Outlook Upbeat, but Health Care Fears Loom
CFOs are positive about the economy and hiring despite concerns about health care costs.
More than half of people making financial decisions at private companies had positive feelings about the economy, the highest percentage in five years, according to a new survey by Bank of America Merrill Lynch.
But financial executives are more troubled by the potential impact of health care costs than they have ever been, the report indicates.
The CFO outlook comes from the bank’s mid-year survey, conducted with 250 chief financial officers, and it correlates with a number of studies that have been released in recent weeks that show an improving outlook from private companies, despite an unemployment rate that has remained stubbornly high and the specter of rising interest rates.
“There is a sense for how this has been a gradual, steady recovery since 2008,” Alastair Borthwick, head of global commercial banking for Bank of America Merrill Lynch, said during a Tuesday morning conference-call. “People in this survey expect things to get better.”
Fifty-eight percent of CFOs said they felt optimistic about the economy. The last time survey respondents felt this optimistic was 2008, when 64 percent of CFOs said they felt optimistic about the economy, according to the study.
Similarly, 55 percent of respondents said they expected the economy to expand in 2013, compared to 10 percent who said they expected the economy to contract.

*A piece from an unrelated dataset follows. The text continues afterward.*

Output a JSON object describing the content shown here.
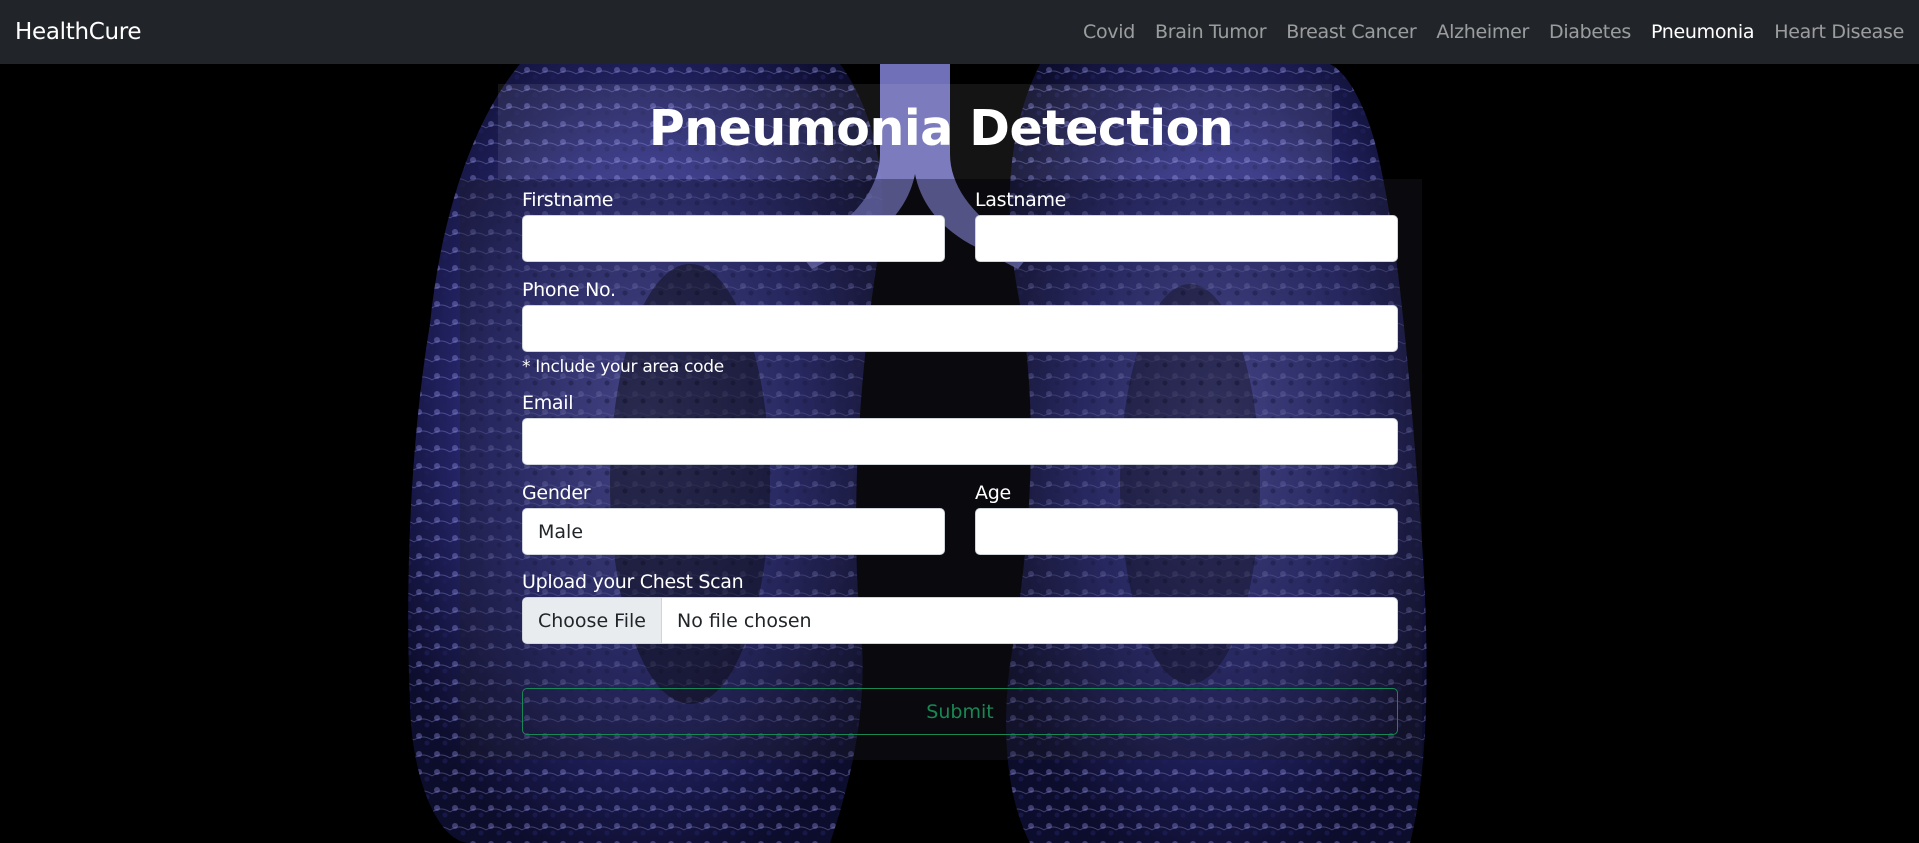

The percentage of those who thought the economy would contract shrank by 14 percentage points from the beginning of the year, when the survey was last conducted.
When asked to name things that would have the biggest potential impact on the economy, however, 72 percent of executives named health care costs, up ten percentage points from the beginning of the year, and up 21 percentage points from mid-year in 2012. (See below.) Similarly, 70 percent of executives named health care costs as the most significant concern for their companies, nearly twice the percentage who answered that revenue growth was their biggest concern.

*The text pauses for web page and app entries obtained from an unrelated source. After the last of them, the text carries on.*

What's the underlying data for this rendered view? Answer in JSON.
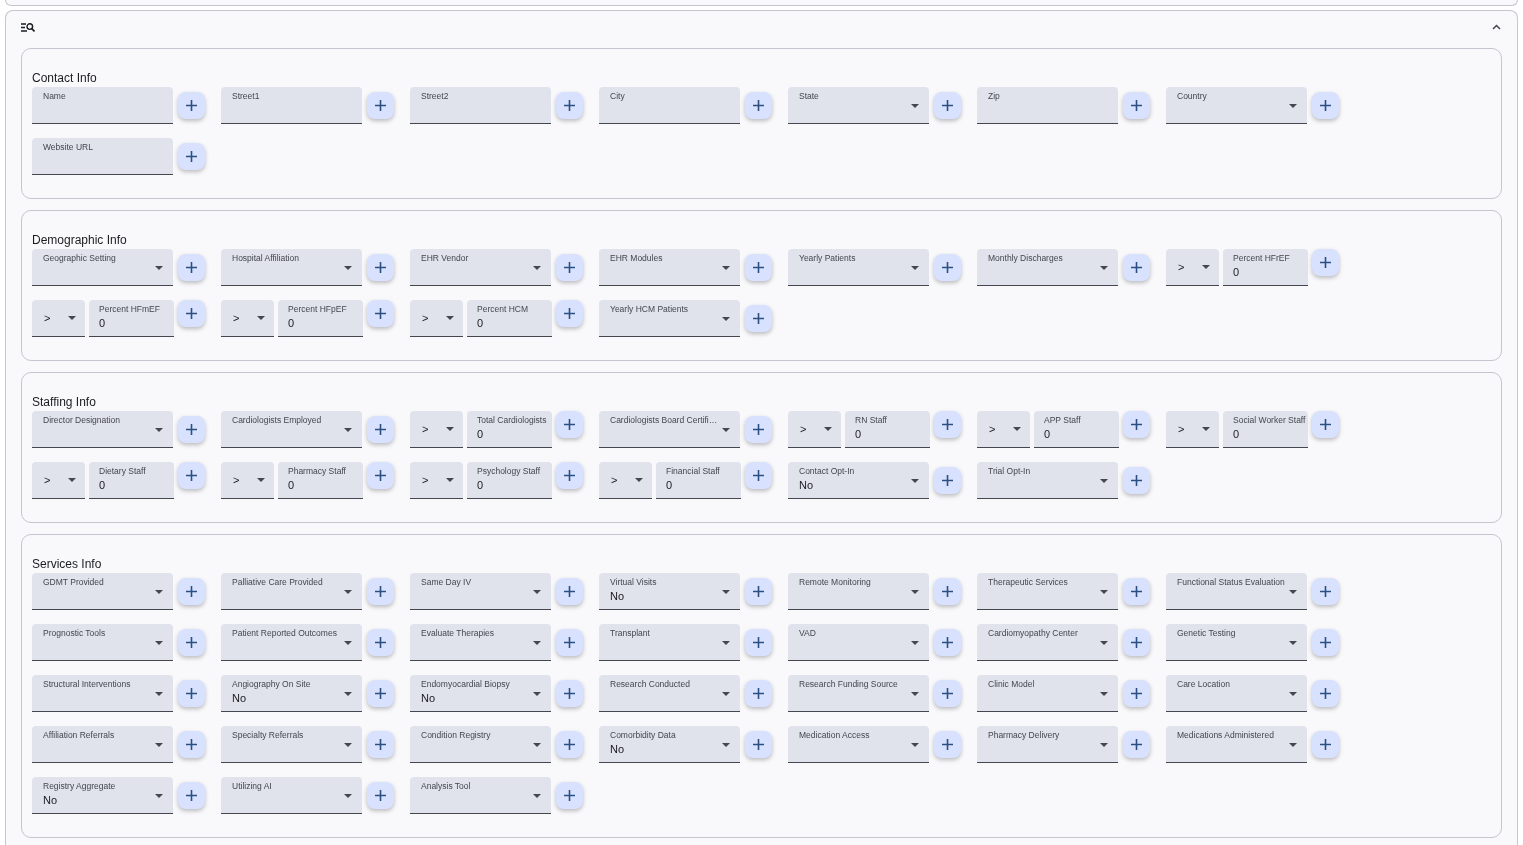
{
  "panel": {
    "expanded": true
  },
  "sections": [
    {
      "title": "Contact Info",
      "fields": [
        {
          "kind": "text",
          "label": "Name"
        },
        {
          "kind": "text",
          "label": "Street1"
        },
        {
          "kind": "text",
          "label": "Street2"
        },
        {
          "kind": "text",
          "label": "City"
        },
        {
          "kind": "select",
          "label": "State"
        },
        {
          "kind": "text",
          "label": "Zip"
        },
        {
          "kind": "select",
          "label": "Country"
        },
        {
          "kind": "text",
          "label": "Website URL"
        }
      ]
    },
    {
      "title": "Demographic Info",
      "fields": [
        {
          "kind": "select",
          "label": "Geographic Setting"
        },
        {
          "kind": "select",
          "label": "Hospital Affiliation"
        },
        {
          "kind": "select",
          "label": "EHR Vendor"
        },
        {
          "kind": "select",
          "label": "EHR Modules"
        },
        {
          "kind": "select",
          "label": "Yearly Patients"
        },
        {
          "kind": "select",
          "label": "Monthly Discharges"
        },
        {
          "kind": "compare",
          "operator": ">",
          "label": "Percent HFrEF",
          "value": "0"
        },
        {
          "kind": "compare",
          "operator": ">",
          "label": "Percent HFmEF",
          "value": "0"
        },
        {
          "kind": "compare",
          "operator": ">",
          "label": "Percent HFpEF",
          "value": "0"
        },
        {
          "kind": "compare",
          "operator": ">",
          "label": "Percent HCM",
          "value": "0"
        },
        {
          "kind": "select",
          "label": "Yearly HCM Patients"
        }
      ]
    },
    {
      "title": "Staffing Info",
      "fields": [
        {
          "kind": "select",
          "label": "Director Designation"
        },
        {
          "kind": "select",
          "label": "Cardiologists Employed"
        },
        {
          "kind": "compare",
          "operator": ">",
          "label": "Total Cardiologists",
          "value": "0"
        },
        {
          "kind": "select",
          "label": "Cardiologists Board Certifi…"
        },
        {
          "kind": "compare",
          "operator": ">",
          "label": "RN Staff",
          "value": "0"
        },
        {
          "kind": "compare",
          "operator": ">",
          "label": "APP Staff",
          "value": "0"
        },
        {
          "kind": "compare",
          "operator": ">",
          "label": "Social Worker Staff",
          "value": "0"
        },
        {
          "kind": "compare",
          "operator": ">",
          "label": "Dietary Staff",
          "value": "0"
        },
        {
          "kind": "compare",
          "operator": ">",
          "label": "Pharmacy Staff",
          "value": "0"
        },
        {
          "kind": "compare",
          "operator": ">",
          "label": "Psychology Staff",
          "value": "0"
        },
        {
          "kind": "compare",
          "operator": ">",
          "label": "Financial Staff",
          "value": "0"
        },
        {
          "kind": "select",
          "label": "Contact Opt-In",
          "value": "No"
        },
        {
          "kind": "select",
          "label": "Trial Opt-In"
        }
      ]
    },
    {
      "title": "Services Info",
      "fields": [
        {
          "kind": "select",
          "label": "GDMT Provided"
        },
        {
          "kind": "select",
          "label": "Palliative Care Provided"
        },
        {
          "kind": "select",
          "label": "Same Day IV"
        },
        {
          "kind": "select",
          "label": "Virtual Visits",
          "value": "No"
        },
        {
          "kind": "select",
          "label": "Remote Monitoring"
        },
        {
          "kind": "select",
          "label": "Therapeutic Services"
        },
        {
          "kind": "select",
          "label": "Functional Status Evaluation"
        },
        {
          "kind": "select",
          "label": "Prognostic Tools"
        },
        {
          "kind": "select",
          "label": "Patient Reported Outcomes"
        },
        {
          "kind": "select",
          "label": "Evaluate Therapies"
        },
        {
          "kind": "select",
          "label": "Transplant"
        },
        {
          "kind": "select",
          "label": "VAD"
        },
        {
          "kind": "select",
          "label": "Cardiomyopathy Center"
        },
        {
          "kind": "select",
          "label": "Genetic Testing"
        },
        {
          "kind": "select",
          "label": "Structural Interventions"
        },
        {
          "kind": "select",
          "label": "Angiography On Site",
          "value": "No"
        },
        {
          "kind": "select",
          "label": "Endomyocardial Biopsy",
          "value": "No"
        },
        {
          "kind": "select",
          "label": "Research Conducted"
        },
        {
          "kind": "select",
          "label": "Research Funding Source"
        },
        {
          "kind": "select",
          "label": "Clinic Model"
        },
        {
          "kind": "select",
          "label": "Care Location"
        },
        {
          "kind": "select",
          "label": "Affiliation Referrals"
        },
        {
          "kind": "select",
          "label": "Specialty Referrals"
        },
        {
          "kind": "select",
          "label": "Condition Registry"
        },
        {
          "kind": "select",
          "label": "Comorbidity Data",
          "value": "No"
        },
        {
          "kind": "select",
          "label": "Medication Access"
        },
        {
          "kind": "select",
          "label": "Pharmacy Delivery"
        },
        {
          "kind": "select",
          "label": "Medications Administered"
        },
        {
          "kind": "select",
          "label": "Registry Aggregate",
          "value": "No"
        },
        {
          "kind": "select",
          "label": "Utilizing AI"
        },
        {
          "kind": "select",
          "label": "Analysis Tool"
        }
      ]
    }
  ]
}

At the time Bank of America conducted the survey, however, the Obama administration had not announced plans to delay by one year the implementation of the Affordable Care Act by businesses, in contrast to uninsured consumers who must start enrolling by October.
“[Health care] is a very significant concern and it’s consistent with my own experience meeting with CFOs from around the country, it is their first topic of conversation,” Borthwick says.
Unlike recent surveys by both the U.S. Chamber of Commerce and private company researcher Sageworks, which indicated that the health care act would cause about two thirds of small companies to delay hiring in the next 24 months, nearly half of businesses said they planned to hire either permanent or contract employees, according to the Bank of America survey. Only ten percent said they planned layoffs. (See below.)
Bank of America Merrill Lynch conducted the survey at companies with revenue between $25 million and $2 billion. Three quarters of the companies are privately held, and they are located throughout the United States. The commercial bank conducted the survey between late April and May. The bank has financial relationships with 30,000 companies nationally.